Son ostensibles, además, las dificultades para definir qué es el Plan Belgrano. No obstante, partidas presupuestarias nacionales y manifestaciones de algunos funcionarios proporcionan indicios que permiten conjeturarlo. Se trataría de la agrupación bajo el nombre del programa de las mismas inversiones que la Nación hizo siempre, sin necesidad de plan alguno, a veces bajo la forma de fondos de asignación específica, como los del IPV, en otras oportunidades como contribuciones debidas a la magnanimidad del presidente de turno; es decir: no una inyección extraordinaria de recursos al NOA-NEA, sino un maquillaje publicitario sobre los recursos nacionales ordinarios para viviendas, rutas, obras hídricas, asistencia social, etc. Un descuido, y hasta la coparticipación federal entra como inversión del programa.

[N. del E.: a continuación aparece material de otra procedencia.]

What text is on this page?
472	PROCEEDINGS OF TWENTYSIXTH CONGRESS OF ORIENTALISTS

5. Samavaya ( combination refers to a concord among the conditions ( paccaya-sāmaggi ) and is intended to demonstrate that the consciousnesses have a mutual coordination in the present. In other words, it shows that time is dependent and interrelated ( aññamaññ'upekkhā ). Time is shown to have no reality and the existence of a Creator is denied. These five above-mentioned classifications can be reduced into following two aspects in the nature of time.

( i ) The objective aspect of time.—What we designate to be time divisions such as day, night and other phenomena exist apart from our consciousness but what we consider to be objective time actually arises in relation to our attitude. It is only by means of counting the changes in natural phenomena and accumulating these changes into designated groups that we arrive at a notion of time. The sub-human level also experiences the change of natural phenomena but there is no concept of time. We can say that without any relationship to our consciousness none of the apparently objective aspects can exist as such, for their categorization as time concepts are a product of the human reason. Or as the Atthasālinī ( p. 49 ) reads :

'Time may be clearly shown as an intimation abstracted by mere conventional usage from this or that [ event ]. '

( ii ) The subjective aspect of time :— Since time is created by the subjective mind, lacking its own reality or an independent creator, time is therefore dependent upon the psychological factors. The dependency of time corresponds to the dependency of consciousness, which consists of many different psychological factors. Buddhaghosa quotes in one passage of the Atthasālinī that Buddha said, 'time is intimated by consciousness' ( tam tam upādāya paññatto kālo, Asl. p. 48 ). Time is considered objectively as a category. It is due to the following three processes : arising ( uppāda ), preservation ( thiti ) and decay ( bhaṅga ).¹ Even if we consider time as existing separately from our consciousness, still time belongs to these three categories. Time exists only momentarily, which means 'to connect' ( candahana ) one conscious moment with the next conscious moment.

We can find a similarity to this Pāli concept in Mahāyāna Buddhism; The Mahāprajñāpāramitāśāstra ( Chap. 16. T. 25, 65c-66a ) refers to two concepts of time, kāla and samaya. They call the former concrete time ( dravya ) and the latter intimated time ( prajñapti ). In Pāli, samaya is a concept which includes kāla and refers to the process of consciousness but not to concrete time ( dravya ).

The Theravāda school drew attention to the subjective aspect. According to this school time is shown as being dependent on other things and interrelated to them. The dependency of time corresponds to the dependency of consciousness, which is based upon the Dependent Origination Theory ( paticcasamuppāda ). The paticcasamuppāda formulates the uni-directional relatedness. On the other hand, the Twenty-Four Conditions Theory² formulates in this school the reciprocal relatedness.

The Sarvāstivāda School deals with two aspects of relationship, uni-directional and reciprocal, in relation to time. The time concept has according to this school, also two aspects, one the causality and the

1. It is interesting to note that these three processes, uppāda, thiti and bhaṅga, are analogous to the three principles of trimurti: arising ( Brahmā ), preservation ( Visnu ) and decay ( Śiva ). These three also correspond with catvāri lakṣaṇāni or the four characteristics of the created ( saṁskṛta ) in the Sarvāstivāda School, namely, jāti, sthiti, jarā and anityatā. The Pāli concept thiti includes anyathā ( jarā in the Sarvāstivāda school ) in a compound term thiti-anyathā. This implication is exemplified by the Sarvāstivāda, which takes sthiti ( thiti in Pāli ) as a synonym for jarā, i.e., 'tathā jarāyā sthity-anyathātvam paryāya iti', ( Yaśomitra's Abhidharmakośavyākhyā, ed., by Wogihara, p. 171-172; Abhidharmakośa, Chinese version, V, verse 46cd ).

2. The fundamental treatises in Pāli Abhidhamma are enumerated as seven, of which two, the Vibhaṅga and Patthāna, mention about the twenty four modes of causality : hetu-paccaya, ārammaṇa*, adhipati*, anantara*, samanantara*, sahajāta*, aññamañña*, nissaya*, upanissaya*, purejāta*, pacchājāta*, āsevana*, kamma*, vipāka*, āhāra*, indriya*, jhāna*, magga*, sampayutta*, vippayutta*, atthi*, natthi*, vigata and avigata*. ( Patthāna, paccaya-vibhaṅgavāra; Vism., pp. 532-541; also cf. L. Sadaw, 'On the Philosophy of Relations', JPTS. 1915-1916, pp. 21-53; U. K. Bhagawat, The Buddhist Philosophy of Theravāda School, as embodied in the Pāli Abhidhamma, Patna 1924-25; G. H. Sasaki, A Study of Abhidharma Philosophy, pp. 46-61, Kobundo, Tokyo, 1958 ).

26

Como la asignación de inversiones al Plan comenzó a hacerse luego de que varias voces manifestaran su desconfianza sobre su existencia, es lícito sospechar que hay más de improvisación ante las objeciones que de efectivamente planificado. Tal impresión que se acentúa al advertir que el voto del peronismo catamarqueño a favor de la reforma previsional se compensó con fondos para el Hospital de Niños Eva Perón, compromisos de financiamiento para el acueducto Pirquitas-Capital y la segunda etapa de las cloacas chacareras y el pago de lo adeudado a la Secretaría de Vivienda más la promesa de cupos adicionales para edificar casas, todas cosas que, de formar parte de algún plan, no deberían estar sujetas a contingencias parlamentarias y políticas.
Mientras el Plan Belgrano se diseña sobre la marcha, a golpe de malabares contables, a la provincia de Buenos Aires se le destinarán en los próximos dos años más de 100 mil millones de pesos, o 5 mil millones de dólares, o un tercio de lo que el Plan Belgrano insumiría en una década y en diez provincias. De modo que se hace necesario darle un nuevo impulso al devaluado programa, no vaya a ser cosa que el electorado del NOA-NEA suponga que se lo posterga. El diputado nacional José Cano, ex titular del Plan Belgrano, anunció la fecha: 27 de febrero, en un encuentro regional que se realizará en Salta con la participación de ministros nacionales y seguramente profusión de powers points y otras exquisiteces del marketing. Viene bien tras las versiones de que sancionar la reforma previsional requirió de chantajear a los gobernadores con la cesación de pagos. Se sabe, para que el burro camine hacen falta palo y zanahoria. La amenaza del palo funcionó, toca tentar con la zanahoria. O el plan zanahoria.